Kalian pasti bertanya, kenapa harus umbi-umbian? Awalnya kami juga tidak menyangka akan mengangkat tema umbi-umbian. Suatu hari, kami menemukan video tiktok tentang sorgum sebagai pengganti nasi. Menurut kami itu bisa dipakai untuk tema CP. Namun karena sorgum sulit ditemukan di Papua kami menggantinya dengan umbi-umbian. Kalau kita melihat zaman sekarang ini, banyak anak-anak dan remaja yang tidak menyukai umbi-umbian dan ubi. Padahal dulu ubi adalah makanan pokok di Papua, bahkan di Indonesia. Setelah banyak kali pertimbangan, kami memutuskan untuk memilih judul "Umbi-umbian Papua Tidak Ketinggalan Zaman". Tujuan CP kami adalah untuk membuat para Remaja untuk bisa lebih menyukai ubi. Secara Papua adalah salah satu daerah tempat penghasil umbi-umbian terbesar. Sudah sepatutnya kita bisa mengolahnya dengan baik. Selain itu secara tidak langsung kita bisa mendukung perekonomian mama-mama yang berjualan di pasar.
Kami memulai investigasi kami dengan melakukan survei pengetahuan dan ketertarikan siswa/i YPJ terhadap umbi-umbian, konsultasi dengan ahli gizi, hingga turun ke pasar untuk sedikit wawancara dengan mama-mama. Namu sayangnya agak sulit bagi kami untuk mendapatkan izin untuk merekam wawancara kami di pasar.
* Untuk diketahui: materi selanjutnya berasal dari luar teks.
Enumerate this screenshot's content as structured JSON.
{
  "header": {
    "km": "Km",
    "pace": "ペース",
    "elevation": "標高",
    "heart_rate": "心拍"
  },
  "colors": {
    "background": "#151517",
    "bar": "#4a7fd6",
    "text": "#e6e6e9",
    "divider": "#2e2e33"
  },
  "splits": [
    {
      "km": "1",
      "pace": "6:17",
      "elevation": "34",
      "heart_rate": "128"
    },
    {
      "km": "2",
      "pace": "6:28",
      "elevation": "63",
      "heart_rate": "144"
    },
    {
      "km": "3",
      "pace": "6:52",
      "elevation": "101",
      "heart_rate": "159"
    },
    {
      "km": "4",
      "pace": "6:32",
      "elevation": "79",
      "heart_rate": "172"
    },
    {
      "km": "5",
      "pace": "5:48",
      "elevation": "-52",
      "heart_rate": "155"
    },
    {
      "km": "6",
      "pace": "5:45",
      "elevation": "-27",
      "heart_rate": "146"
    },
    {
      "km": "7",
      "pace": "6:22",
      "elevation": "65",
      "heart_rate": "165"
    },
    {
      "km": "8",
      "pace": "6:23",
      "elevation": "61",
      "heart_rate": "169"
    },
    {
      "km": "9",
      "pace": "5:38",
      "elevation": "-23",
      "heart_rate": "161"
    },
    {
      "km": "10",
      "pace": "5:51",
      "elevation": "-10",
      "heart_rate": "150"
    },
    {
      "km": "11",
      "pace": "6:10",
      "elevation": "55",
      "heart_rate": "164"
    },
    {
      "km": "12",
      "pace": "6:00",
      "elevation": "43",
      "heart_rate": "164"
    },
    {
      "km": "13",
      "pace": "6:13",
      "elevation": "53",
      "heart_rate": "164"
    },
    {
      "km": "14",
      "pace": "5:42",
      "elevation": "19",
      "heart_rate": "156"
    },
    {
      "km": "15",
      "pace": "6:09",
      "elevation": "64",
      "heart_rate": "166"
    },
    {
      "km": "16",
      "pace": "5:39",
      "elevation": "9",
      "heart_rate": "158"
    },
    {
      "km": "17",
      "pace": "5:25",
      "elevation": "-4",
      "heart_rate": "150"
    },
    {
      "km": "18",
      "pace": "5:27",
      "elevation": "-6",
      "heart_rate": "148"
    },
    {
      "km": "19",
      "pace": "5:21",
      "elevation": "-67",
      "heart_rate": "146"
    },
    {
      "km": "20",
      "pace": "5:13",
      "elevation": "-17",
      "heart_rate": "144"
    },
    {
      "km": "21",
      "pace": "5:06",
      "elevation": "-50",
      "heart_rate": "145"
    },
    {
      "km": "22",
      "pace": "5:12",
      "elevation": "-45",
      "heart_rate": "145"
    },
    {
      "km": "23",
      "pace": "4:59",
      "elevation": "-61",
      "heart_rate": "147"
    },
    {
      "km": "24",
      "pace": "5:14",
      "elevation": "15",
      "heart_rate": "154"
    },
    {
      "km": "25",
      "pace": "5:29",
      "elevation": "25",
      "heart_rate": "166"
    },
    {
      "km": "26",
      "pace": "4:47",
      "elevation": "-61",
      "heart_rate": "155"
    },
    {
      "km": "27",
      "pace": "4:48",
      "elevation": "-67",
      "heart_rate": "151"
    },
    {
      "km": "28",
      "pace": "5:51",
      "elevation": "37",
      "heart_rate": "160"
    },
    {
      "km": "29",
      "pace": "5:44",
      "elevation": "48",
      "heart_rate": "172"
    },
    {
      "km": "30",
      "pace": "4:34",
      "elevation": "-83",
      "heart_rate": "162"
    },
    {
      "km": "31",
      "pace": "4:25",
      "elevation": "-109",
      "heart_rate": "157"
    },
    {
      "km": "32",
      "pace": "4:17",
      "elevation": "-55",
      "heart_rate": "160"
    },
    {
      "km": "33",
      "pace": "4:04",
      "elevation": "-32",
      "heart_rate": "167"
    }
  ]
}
Action kami terbagi menjadi 3, yaitu bazar, masak bersama, dan presentasi edukasi. Dengan bazar, kami berharap siswa/i YPJ dapat mencoba berbagai olahan umbi Papua dan mulai menyukainya. Dari bazar ini juga kami mencoba membuktikan bahwa olahan umbi Papua juga menghasilkan nilai ekonomis. Kami juga mengajak adik-adik kelas untuk masak bersama, biasanya dilakukan hari jumat setelah pulang sekolah. Selain itu kami juga melakukan presentasi edukasi. Presentasi edukasi ini terbagi menjadi 2, yaitu presentasi secara langsung dan beberapa poster.
Sekian dulu ya!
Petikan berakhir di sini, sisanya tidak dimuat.